Check every element from left to right until we find the target or exhaust the array. Each comparison is O(1), and we may visit all n elements, giving O(n). No extra space needed.
Each comparison eliminates half the remaining search space. After k comparisons, the space is n/2ᵏ. We stop when the space is 1, so k = log₂ n. No extra memory needed — just two pointers (lo, hi).
Review these before coding to avoid predictable interview regressions.
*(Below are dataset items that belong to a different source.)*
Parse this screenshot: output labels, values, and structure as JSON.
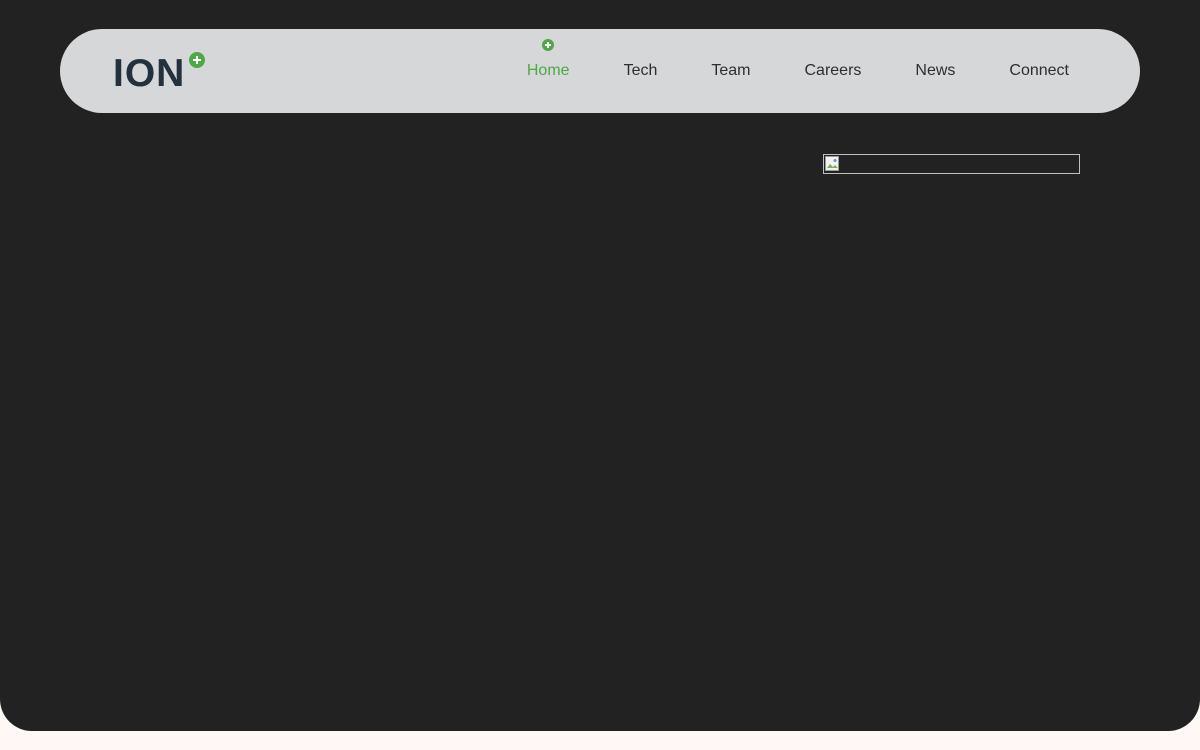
{
  "brand": {
    "logo_text": "ION",
    "logo_icon": "plus-circle-icon",
    "accent_color": "#4ea845",
    "text_color": "#23303d"
  },
  "nav": {
    "active_index": 0,
    "active_marker_icon": "plus-circle-icon",
    "items": [
      {
        "label": "Home"
      },
      {
        "label": "Tech"
      },
      {
        "label": "Team"
      },
      {
        "label": "Careers"
      },
      {
        "label": "News"
      },
      {
        "label": "Connect"
      }
    ]
  },
  "hero": {
    "background_color": "#222222",
    "image_icon": "broken-image-icon"
  }
}
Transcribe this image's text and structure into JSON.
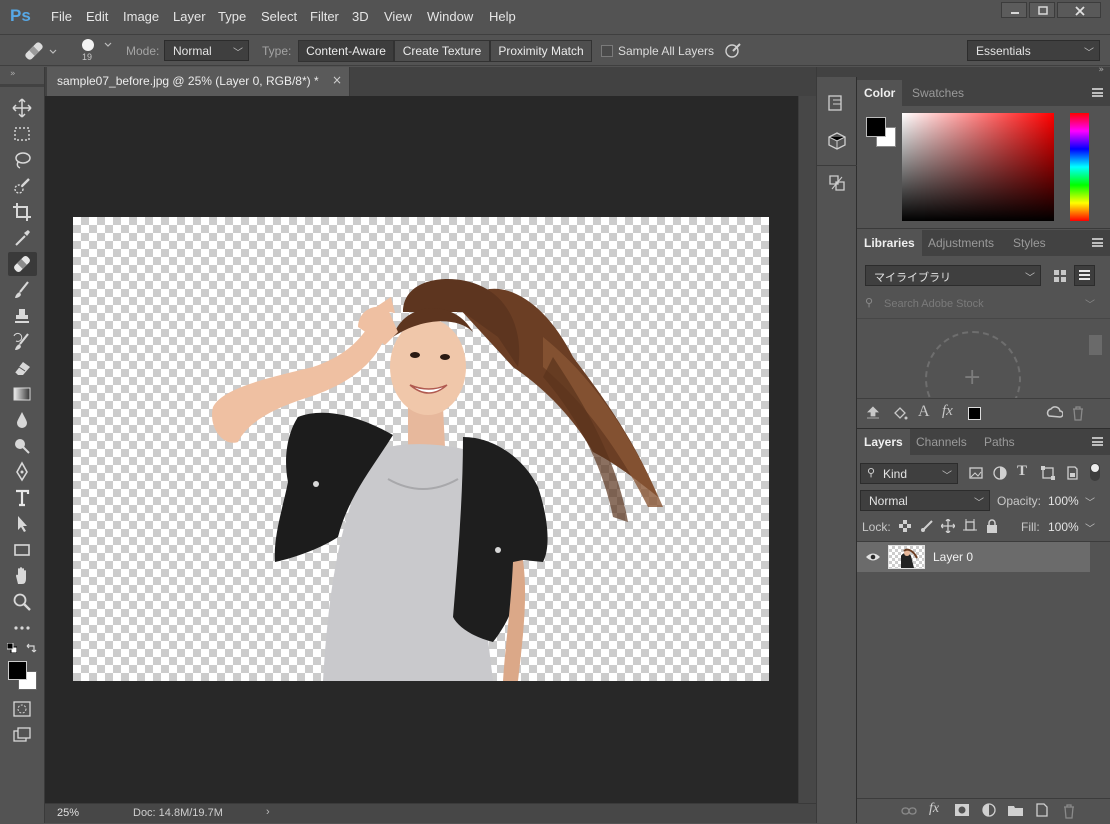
{
  "app": {
    "logo": "Ps"
  },
  "menu": [
    "File",
    "Edit",
    "Image",
    "Layer",
    "Type",
    "Select",
    "Filter",
    "3D",
    "View",
    "Window",
    "Help"
  ],
  "options": {
    "brush_size": "19",
    "mode_label": "Mode:",
    "mode_value": "Normal",
    "type_label": "Type:",
    "type_buttons": [
      "Content-Aware",
      "Create Texture",
      "Proximity Match"
    ],
    "sample_all_layers": "Sample All Layers",
    "sample_all_layers_checked": false,
    "workspace": "Essentials"
  },
  "document": {
    "tab_title": "sample07_before.jpg @ 25% (Layer 0, RGB/8*) *",
    "zoom": "25%",
    "doc_info": "Doc: 14.8M/19.7M"
  },
  "tools": [
    "move-tool",
    "marquee-tool",
    "lasso-tool",
    "quick-selection-tool",
    "crop-tool",
    "eyedropper-tool",
    "spot-healing-brush-tool",
    "brush-tool",
    "clone-stamp-tool",
    "history-brush-tool",
    "eraser-tool",
    "gradient-tool",
    "blur-tool",
    "dodge-tool",
    "pen-tool",
    "type-tool",
    "path-selection-tool",
    "rectangle-tool",
    "hand-tool",
    "zoom-tool",
    "more-tools"
  ],
  "colors": {
    "foreground": "#000000",
    "background": "#ffffff",
    "accent": "#57a8e6"
  },
  "color_panel": {
    "tabs": [
      "Color",
      "Swatches"
    ],
    "active": "Color"
  },
  "libraries_panel": {
    "tabs": [
      "Libraries",
      "Adjustments",
      "Styles"
    ],
    "active": "Libraries",
    "library": "マイライブラリ",
    "search_placeholder": "Search Adobe Stock"
  },
  "layers_panel": {
    "tabs": [
      "Layers",
      "Channels",
      "Paths"
    ],
    "active": "Layers",
    "filter_kind": "Kind",
    "blend_mode": "Normal",
    "opacity_label": "Opacity:",
    "opacity": "100%",
    "lock_label": "Lock:",
    "fill_label": "Fill:",
    "fill": "100%",
    "layers": [
      {
        "name": "Layer 0",
        "visible": true,
        "selected": true
      }
    ]
  }
}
Wrong move: Zero-count keys stay in map and break distinct/count constraints.
Usually fails on: Window/map size checks are consistently off by one.
Fix: Delete keys when count reaches zero.
Wrong move: Setting `lo = mid` or `hi = mid` can stall and create an infinite loop.
Usually fails on: Two-element ranges never converge.
Fix: Use `lo = mid + 1` or `hi = mid - 1` where appropriate.